Postgresql – Disable all constraints and table checks while restoring a dump

check-constraintsdatabase-designpg-dumppostgresqlpostgresql-9.1

I've obtained a dump of my PostgreSQL database with:

pg_dump -U user-name -d db-name -f dumpfile

which I then proceed to restore in another database with:

psql X -U postgres  -d db-name-b -f dumpfile

My problem is that the database contains referential constraints, checks and triggers and some of these (checks it would seem in particular) fail during restoration since the information is not loaded in the order that would cause those checks to be honored. For instance, inserting a row in a table may be associated with a CHECK that calls a plpgsql function that checks whether a condition holds in some other unrelated table. If that latter table is not loaded by psql before the former, an error occurs.

The following is a SSCCE that produces such a database that once dumped with pg_dump cannot be restored:

CREATE OR REPLACE FUNCTION fail_if_b_empty () RETURNS BOOLEAN AS $$
    SELECT EXISTS (SELECT 1 FROM b)
$$ LANGUAGE SQL;

CREATE TABLE IF NOT EXISTS a (
     i              INTEGER                    NOT NULL
);

INSERT INTO a(i) VALUES (0),(1);
CREATE TABLE IF NOT EXISTS b (
    i  INTEGER NOT NULL
);
INSERT INTO b(i) VALUES (0);

ALTER TABLE a ADD CONSTRAINT a_constr_1 CHECK (fail_if_b_empty());

Is there a way to disable (from the command line) all such constraints during dump restoration and enable them back again afterwards? I am running PostgreSQL 9.1.

Best Answer

So you look up other tables in a CHECK constraint.

CHECK constraints are supposed to run IMMUTABLE checks. What passes OK for a row at one time should pass OK at any time. That's how CHECK constraints are defined in the SQL standard. That's also the reason for this restriction in the manual:

Currently, CHECK expressions cannot contain subqueries nor refer to variables other than columns of the current row.

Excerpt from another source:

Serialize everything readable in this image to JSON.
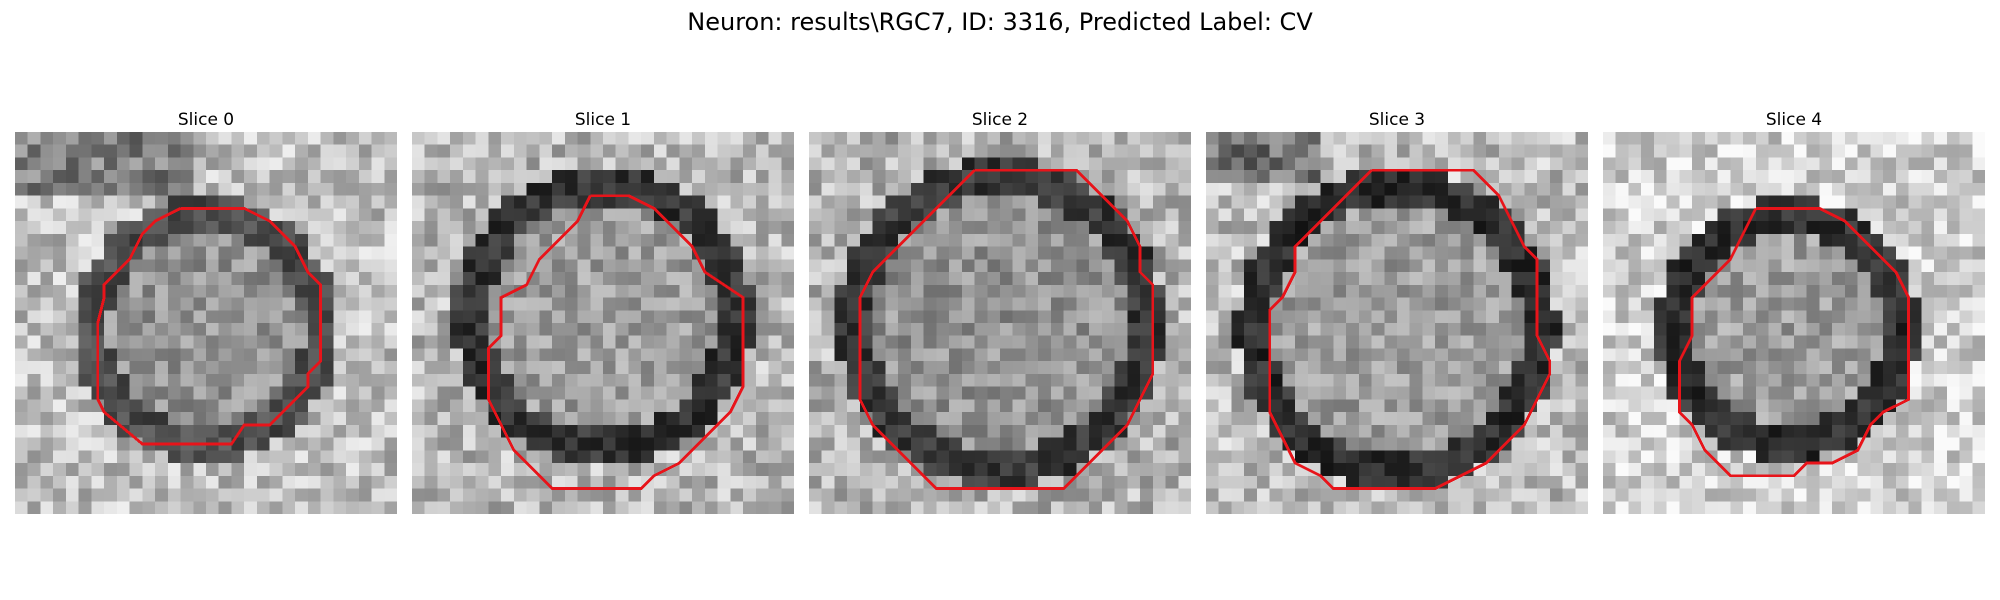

Still, expressions in CHECK constraints are allowed to use functions, even user-defined functions. Those should be IMMUTABLE, but Postgres does not currently enforce this. According to this related discussion on pgsql-hackers, one reason is to allow references to the current time, which is not IMMUTABLE by nature.

But you are looking up rows of another table, which is completely in violation of how CHECK constraints are supposed to work. I am not surprised that pg_dump fails to provide for this.

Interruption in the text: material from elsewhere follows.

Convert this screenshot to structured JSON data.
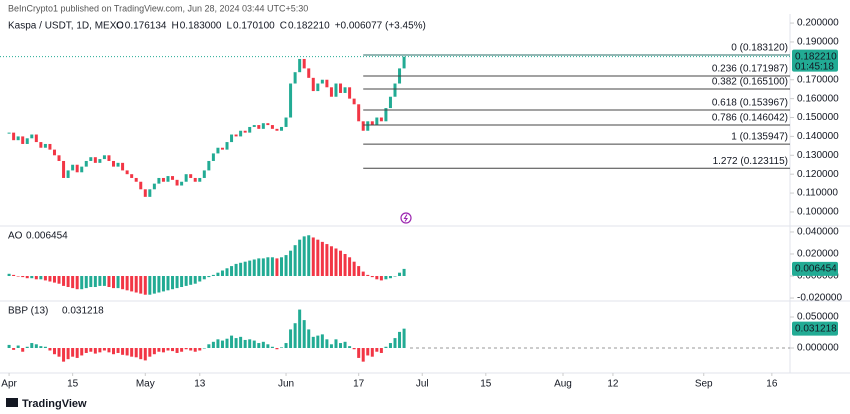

Move your check in another table to a trigger (which is the right tool), and it should work with modern versions of Postgres.

PostgreSQL 9.2 or later

While the above is true for any version of Postgres, several tools have been introduced with Postgres 9.2 to help with your situation:

pg_dump option --exclude-table-data

A simple solution would be to dump the db without data for the violating table with:

--exclude-table-data=my_schema.my_tbl

Then append just the data for this table at the end of the dump with:

--data-only --table=my_schema.my_tbl

But complications with other constraints on the same table might ensue. There is an even better solution:

Solution: NOT VALID

Up to Postgres 9.1, the NOT VALID modifier was only available for FK constraints. This was extended to CHECK constraints in Postgres 9.2. The manual:

If the constraint is marked NOT VALID, the potentially-lengthy initial check to verify that all rows in the table satisfy the constraint is skipped. The constraint will still be enforced against subsequent inserts or updates [...]

A plain Postgres dump file consists of three "sections":

  • pre_data
  • data
  • post-data

Postgres 9.2 also introduced an option to dump sections separately with -- section=sectionname, but that's not helping with the problem at hand.

Here is where it gets interesting. The manual:

Post-data items include definitions of indexes, triggers, rules, and constraints other than validated check constraints. Pre-data items include all other data definition items.

Bold emphasis mine.
You can change the offending CHECK constraint to NOT VALID, which moves the constraint to the post-data section. Drop and recreate:

ALTER TABLE a
  DROP CONSTRAINT a_constr_1
, ADD  CONSTRAINT a_constr_1 CHECK (fail_if_b_empty()) NOT VALID;

A single statement is fastest and rules out race conditions with concurrent transactions. (Two commands in a single transaction would work, too.)

This should solve your problem. You can even leave the constraint in that state, since that better reflects what it actually does: check new rows, but give no guarantees for existing data. There is nothing wrong with a NOT VALID check constraint. If you prefer, you can validate it later:

ALTER TABLE a VALIDATE CONSTRAINT a_constr_1;

But then you are back to the status quo ante.